Christine Burns Rudalevige is a food writer, recipe developer, tester and cooking teacher in Brunswick, and the author of “Green Plate Special,” a cookbook from Islandport Press based on these columns. She can be contacted at: cburns1227@gmail.com.
Chorizo Toad-in-the-Hole with a Smoky Aioli
Delia Smith is the British culinary icon equivalent to a cross between Julia Child and Rachel Ray. Her early cookbooks offer Brits the same level of detail for British cuisine that Child’s “Mastering the Art of French Cooking” does for French. But she also wrote “How To Cheat at Cooking,” a book that gives readers quick ways to produce fancier meals from semi-prepared, store-bought ingredients. My adaptation of her cheats red pepper mayonnaise-based condiment goes well with this version of toad-in-the-hole. I’d disappoint my husband if I failed to mention that Smith is also part owner of the Norwich City Football Club. Go Canaries!
Serves 4
FOR THE TOAD-IN-THE-HOLE:
1 ¼ cups milk
4 large eggs
3/4 cup all-purpose flour
1/2 cup whole wheat flour
1 teaspoon kosher salt
1/2 teaspoon ground black pepper
2 tablespoons vegetable oil or bacon grease
4 fresh chorizo sausages (about 1 pound)
2 tablespoons chopped parsley
FOR THE AIOLI:
1/2 cup mayonnaise
1 large clove garlic, peeled and finely minced
1 teaspoon smoked paprika
1 teaspoon lemon juice
1 raw egg yolk, optional
Preheat the oven to 425 degrees
In a medium bowl, whisk together the milk, eggs, flours, salt and pepper and set the batter aside to rest as you prepare sausages.
Place the oil or bacon grease in a 12-inch cast-iron skillet and place the pan in the oven. When the oil/grease is very hot (2-3 minutes), add the sausages and roast, turning once, for 5 minutes to brown them slightly and allow them to release some of their fat.

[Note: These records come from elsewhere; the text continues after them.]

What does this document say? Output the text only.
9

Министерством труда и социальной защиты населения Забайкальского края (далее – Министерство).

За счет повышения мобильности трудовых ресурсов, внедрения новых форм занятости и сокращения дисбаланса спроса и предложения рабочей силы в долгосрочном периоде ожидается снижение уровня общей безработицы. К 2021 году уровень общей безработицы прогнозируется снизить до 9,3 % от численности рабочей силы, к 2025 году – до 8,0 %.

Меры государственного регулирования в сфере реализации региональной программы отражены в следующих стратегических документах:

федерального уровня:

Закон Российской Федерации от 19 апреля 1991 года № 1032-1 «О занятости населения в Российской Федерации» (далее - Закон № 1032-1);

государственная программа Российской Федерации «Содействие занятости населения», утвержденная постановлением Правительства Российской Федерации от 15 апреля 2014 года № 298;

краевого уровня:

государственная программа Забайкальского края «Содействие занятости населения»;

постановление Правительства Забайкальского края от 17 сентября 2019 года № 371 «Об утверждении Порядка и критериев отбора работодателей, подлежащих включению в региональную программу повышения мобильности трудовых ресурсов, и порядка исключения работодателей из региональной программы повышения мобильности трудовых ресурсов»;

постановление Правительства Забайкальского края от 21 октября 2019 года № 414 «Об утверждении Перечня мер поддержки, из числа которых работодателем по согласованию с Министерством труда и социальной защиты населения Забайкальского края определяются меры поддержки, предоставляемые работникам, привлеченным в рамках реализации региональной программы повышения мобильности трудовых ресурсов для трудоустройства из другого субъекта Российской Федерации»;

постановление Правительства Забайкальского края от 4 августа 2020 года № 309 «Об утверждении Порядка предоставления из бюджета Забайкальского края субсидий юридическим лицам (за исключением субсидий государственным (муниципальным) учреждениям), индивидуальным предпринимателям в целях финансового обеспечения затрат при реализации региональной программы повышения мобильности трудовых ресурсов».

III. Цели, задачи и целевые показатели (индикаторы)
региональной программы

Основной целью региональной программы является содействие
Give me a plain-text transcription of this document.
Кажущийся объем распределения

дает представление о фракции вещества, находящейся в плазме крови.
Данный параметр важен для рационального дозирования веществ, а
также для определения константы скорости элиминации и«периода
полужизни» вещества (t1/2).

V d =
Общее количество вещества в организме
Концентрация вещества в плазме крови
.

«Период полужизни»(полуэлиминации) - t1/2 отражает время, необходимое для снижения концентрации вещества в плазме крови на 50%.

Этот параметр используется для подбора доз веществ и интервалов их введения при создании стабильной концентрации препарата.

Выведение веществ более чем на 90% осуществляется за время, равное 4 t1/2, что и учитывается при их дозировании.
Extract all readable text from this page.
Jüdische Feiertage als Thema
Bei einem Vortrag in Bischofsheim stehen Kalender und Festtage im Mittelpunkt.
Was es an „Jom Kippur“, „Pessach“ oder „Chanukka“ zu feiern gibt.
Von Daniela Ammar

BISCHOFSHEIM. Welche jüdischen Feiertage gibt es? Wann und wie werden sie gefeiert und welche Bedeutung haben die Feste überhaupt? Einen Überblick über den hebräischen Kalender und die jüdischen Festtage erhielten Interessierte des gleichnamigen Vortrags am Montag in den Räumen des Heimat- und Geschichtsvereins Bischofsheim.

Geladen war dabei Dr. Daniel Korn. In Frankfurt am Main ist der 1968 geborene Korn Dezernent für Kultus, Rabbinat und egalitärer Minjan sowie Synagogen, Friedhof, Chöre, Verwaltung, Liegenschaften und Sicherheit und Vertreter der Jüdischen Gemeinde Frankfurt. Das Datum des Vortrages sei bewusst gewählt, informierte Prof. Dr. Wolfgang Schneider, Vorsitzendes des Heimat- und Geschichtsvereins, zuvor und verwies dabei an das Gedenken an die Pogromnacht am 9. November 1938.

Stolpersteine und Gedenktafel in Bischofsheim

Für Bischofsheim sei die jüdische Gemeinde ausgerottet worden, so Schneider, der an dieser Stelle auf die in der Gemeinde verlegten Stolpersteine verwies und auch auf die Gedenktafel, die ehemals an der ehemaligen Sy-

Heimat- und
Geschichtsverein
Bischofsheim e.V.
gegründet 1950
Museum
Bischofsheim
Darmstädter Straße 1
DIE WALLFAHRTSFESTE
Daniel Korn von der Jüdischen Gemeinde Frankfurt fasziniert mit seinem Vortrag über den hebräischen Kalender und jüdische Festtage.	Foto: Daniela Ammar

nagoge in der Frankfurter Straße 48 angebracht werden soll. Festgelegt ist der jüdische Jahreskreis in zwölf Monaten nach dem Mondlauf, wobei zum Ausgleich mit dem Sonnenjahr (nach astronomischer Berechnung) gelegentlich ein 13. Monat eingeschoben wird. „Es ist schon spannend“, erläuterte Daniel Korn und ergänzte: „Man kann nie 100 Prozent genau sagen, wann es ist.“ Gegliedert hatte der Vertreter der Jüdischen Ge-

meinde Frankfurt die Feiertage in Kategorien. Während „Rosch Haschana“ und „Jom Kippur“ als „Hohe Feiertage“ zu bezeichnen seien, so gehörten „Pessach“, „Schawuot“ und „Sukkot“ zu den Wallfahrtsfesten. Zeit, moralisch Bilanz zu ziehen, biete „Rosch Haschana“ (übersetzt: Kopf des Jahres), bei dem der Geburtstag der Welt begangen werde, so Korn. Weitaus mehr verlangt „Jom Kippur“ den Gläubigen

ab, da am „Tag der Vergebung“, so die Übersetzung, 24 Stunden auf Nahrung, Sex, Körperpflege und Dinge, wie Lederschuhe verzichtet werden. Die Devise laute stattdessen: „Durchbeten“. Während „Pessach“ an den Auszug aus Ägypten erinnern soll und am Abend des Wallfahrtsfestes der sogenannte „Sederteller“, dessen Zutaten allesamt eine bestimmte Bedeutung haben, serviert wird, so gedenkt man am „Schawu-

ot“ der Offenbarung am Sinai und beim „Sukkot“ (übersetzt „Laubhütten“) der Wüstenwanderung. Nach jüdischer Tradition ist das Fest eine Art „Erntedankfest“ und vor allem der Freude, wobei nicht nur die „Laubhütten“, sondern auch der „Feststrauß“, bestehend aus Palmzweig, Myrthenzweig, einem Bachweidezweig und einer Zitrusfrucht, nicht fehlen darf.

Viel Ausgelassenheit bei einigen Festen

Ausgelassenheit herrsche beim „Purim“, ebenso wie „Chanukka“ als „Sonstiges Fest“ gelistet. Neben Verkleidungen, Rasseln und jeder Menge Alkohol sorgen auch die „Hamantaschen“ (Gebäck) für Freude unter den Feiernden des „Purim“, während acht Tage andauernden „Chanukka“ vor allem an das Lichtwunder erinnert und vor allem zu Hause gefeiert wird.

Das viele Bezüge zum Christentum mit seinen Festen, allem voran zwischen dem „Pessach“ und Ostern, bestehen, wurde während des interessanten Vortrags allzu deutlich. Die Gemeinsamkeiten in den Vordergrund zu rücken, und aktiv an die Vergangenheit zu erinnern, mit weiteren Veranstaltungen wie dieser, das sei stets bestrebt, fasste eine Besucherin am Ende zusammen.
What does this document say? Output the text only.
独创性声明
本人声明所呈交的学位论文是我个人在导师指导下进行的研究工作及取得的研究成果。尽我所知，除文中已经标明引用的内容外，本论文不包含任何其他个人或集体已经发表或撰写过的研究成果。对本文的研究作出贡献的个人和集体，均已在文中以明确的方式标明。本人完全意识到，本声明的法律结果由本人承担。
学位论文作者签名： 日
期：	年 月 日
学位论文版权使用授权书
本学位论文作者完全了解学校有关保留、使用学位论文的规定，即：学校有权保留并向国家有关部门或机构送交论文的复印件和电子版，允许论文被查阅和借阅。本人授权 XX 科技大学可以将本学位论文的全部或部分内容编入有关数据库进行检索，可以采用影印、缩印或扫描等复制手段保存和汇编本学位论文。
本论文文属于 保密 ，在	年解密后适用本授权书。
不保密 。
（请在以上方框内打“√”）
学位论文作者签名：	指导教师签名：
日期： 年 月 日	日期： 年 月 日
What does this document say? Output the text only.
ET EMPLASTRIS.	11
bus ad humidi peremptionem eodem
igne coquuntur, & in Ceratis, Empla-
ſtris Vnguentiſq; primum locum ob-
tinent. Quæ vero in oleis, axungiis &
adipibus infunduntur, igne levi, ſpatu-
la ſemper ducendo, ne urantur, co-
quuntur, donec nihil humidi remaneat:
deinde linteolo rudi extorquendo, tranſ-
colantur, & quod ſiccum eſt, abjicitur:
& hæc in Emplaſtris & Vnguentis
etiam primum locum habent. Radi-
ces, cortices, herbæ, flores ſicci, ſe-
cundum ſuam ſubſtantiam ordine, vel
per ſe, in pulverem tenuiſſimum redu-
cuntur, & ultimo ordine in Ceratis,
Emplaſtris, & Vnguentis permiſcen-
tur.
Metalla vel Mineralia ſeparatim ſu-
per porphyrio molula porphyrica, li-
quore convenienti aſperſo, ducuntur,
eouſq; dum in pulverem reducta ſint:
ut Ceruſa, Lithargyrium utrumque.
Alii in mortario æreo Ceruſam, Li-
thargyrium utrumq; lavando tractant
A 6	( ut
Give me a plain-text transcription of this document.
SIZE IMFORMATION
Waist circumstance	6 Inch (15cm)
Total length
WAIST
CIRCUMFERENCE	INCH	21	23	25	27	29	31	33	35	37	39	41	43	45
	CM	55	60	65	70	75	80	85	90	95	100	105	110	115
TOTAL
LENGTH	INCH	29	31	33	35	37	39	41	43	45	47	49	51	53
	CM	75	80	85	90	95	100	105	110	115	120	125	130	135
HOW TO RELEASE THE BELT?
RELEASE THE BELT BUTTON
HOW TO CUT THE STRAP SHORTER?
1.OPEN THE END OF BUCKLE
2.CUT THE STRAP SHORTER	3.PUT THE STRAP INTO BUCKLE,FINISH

Open the oven and very carefully pour the batter into the skillet around the sausages. Close the oven door and cook until the pudding has puffed up and the sausages are cooked through to 165 degrees, 18-20 minutes.
While the toad-in-the-hole is baking, make the aioli. Whisk together the mayonnaise, garlic, smoked paprika, lemon juice and egg yolk if using.
Remove the pan from the oven, sprinkle parsley over the toad-in-the-hole and serve hot with the aioli.